HANNITY: Roy, let me -- I've got to tell you what I really think here, Roy. I don't think either one of these guys are racists. I don't think Senator Trent Lott is a racist.
INNIS: Nor me. Nor me.
HANNITY: I don't think Chris Dodd is a racist. You know what I think? I think both guys were trying to say something nice about older colleagues. That's not the issue.
But when Trent Lott did it, Chris Dodd was the first to scream and yell and jump up and down and make a political issue out of it.
INNIS: And to call upon the Republican leadership to dump Lott.
HANNITY: Well, I think the standard should be applied to him, Ellis. Otherwise he's a hypocrite. I don't think he's a racist, but I think he's hypocrite.

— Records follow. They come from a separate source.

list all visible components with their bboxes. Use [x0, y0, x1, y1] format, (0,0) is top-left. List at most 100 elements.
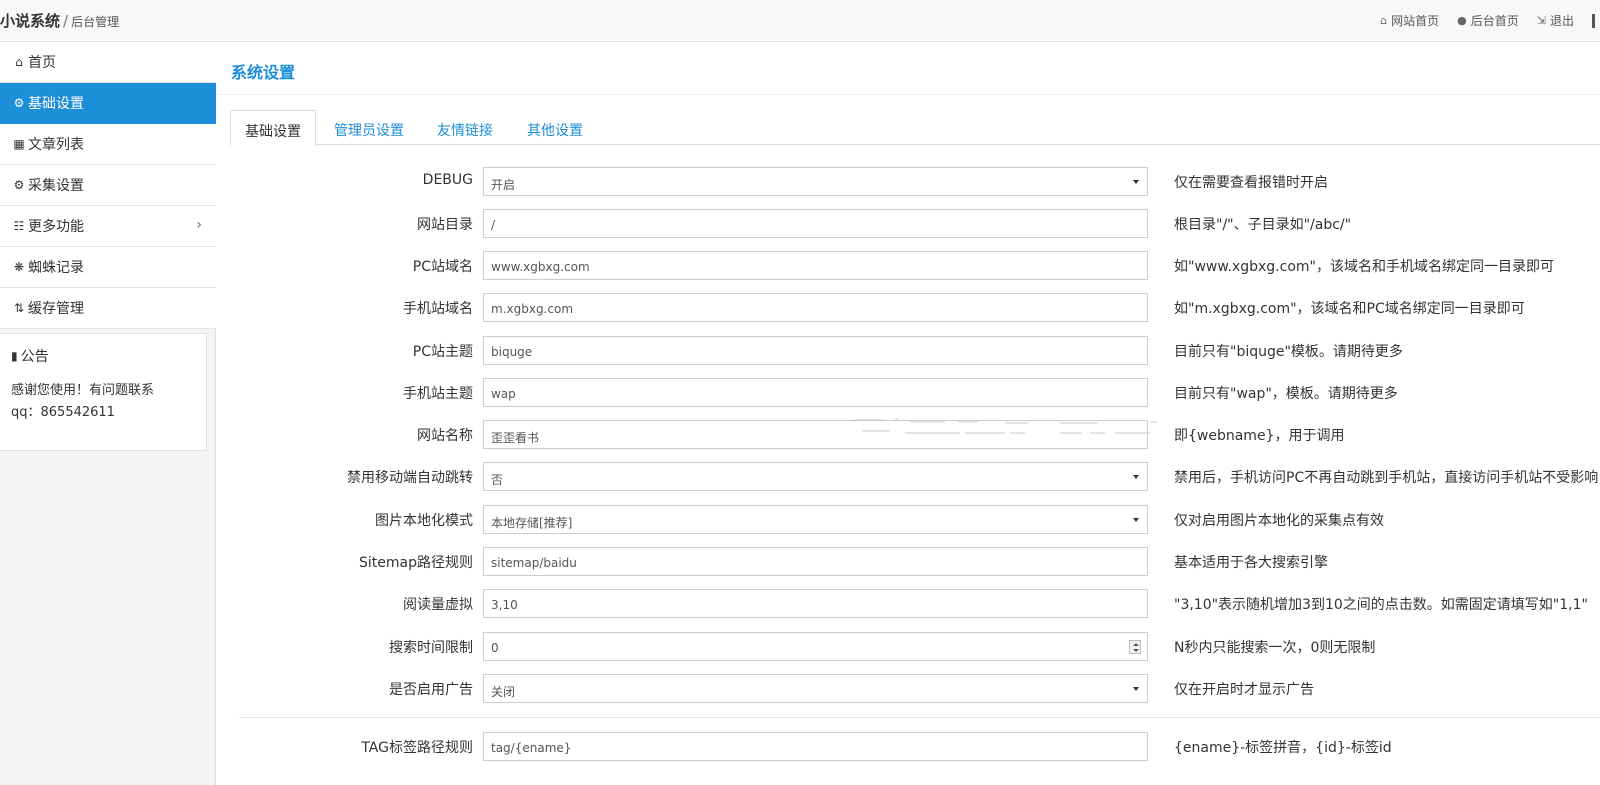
field-help: 目前只有"biquge"模板。请期待更多	[1174, 344, 1403, 360]
form-row-debug: DEBUG 开启 仅在需要查看报错时开启	[217, 167, 1600, 197]
nav-logout-label: 退出	[1549, 14, 1574, 28]
mobile-domain-input[interactable]: m.xgbxg.com	[483, 293, 1148, 322]
sidebar-item-spider-log[interactable]: ❋ 蜘蛛记录	[0, 247, 216, 288]
form-row-site-dir: 网站目录 / 根目录"/"、子目录如"/abc/"	[217, 209, 1600, 239]
nav-site-home[interactable]: ⌂ 网站首页	[1380, 12, 1439, 29]
settings-tabs: 基础设置 管理员设置 友情链接 其他设置	[230, 110, 1600, 146]
sidebar-item-label: 采集设置	[28, 178, 84, 194]
form-row-image-localize: 图片本地化模式 本地存储[推荐] 仅对启用图片本地化的采集点有效	[217, 505, 1600, 535]
gears-icon: ⚙	[13, 178, 25, 192]
brand-subtitle: 后台管理	[71, 15, 120, 29]
main-content: 系统设置 基础设置 管理员设置 友情链接 其他设置 DEBUG 开启 仅在需要查…	[217, 42, 1600, 785]
table-icon: ▦	[13, 137, 25, 151]
form-row-mobile-theme: 手机站主题 wap 目前只有"wap"，模板。请期待更多	[217, 378, 1600, 408]
field-help: N秒内只能搜索一次，0则无限制	[1174, 640, 1376, 656]
notice-title-text: 公告	[20, 349, 49, 365]
sidebar-item-label: 缓存管理	[28, 301, 84, 317]
form-row-search-limit: 搜索时间限制 0 N秒内只能搜索一次，0则无限制	[217, 632, 1600, 662]
select-value: 否	[491, 473, 504, 487]
field-help: "3,10"表示随机增加3到10之间的点击数。如需固定请填写如"1,1"	[1174, 597, 1588, 613]
field-label: PC站域名	[412, 259, 473, 275]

HENICAN: I'm glad you think that. As the only one of the four of us who is actually from the deep South, I understand it ... all the background, all...
HANNITY: I lived in the deep South, by the way.
HENICAN: I know. Let me talk as a Louisiana guy here.
I mean, there is a lot of bad history, you know? And there's stuff down there that happened that's impossible to defend today.
HANNITY: But not -- but that is not Trent Lott. I know the man. He's not a racist. Neither is Chris Dodd. But Chris Dodd shouldn't have jumped on Lott. That's the point.
HENICAN: I will take you on your word on that, Sean, but let's remember: Trent did hang around a lot of bad people way into the '90s now.
INNIS: But isn't there a resounding silence that...
COLMES: Roy gets the last word. Good to see you, Ellis. Glad to see you. That's all for tonight.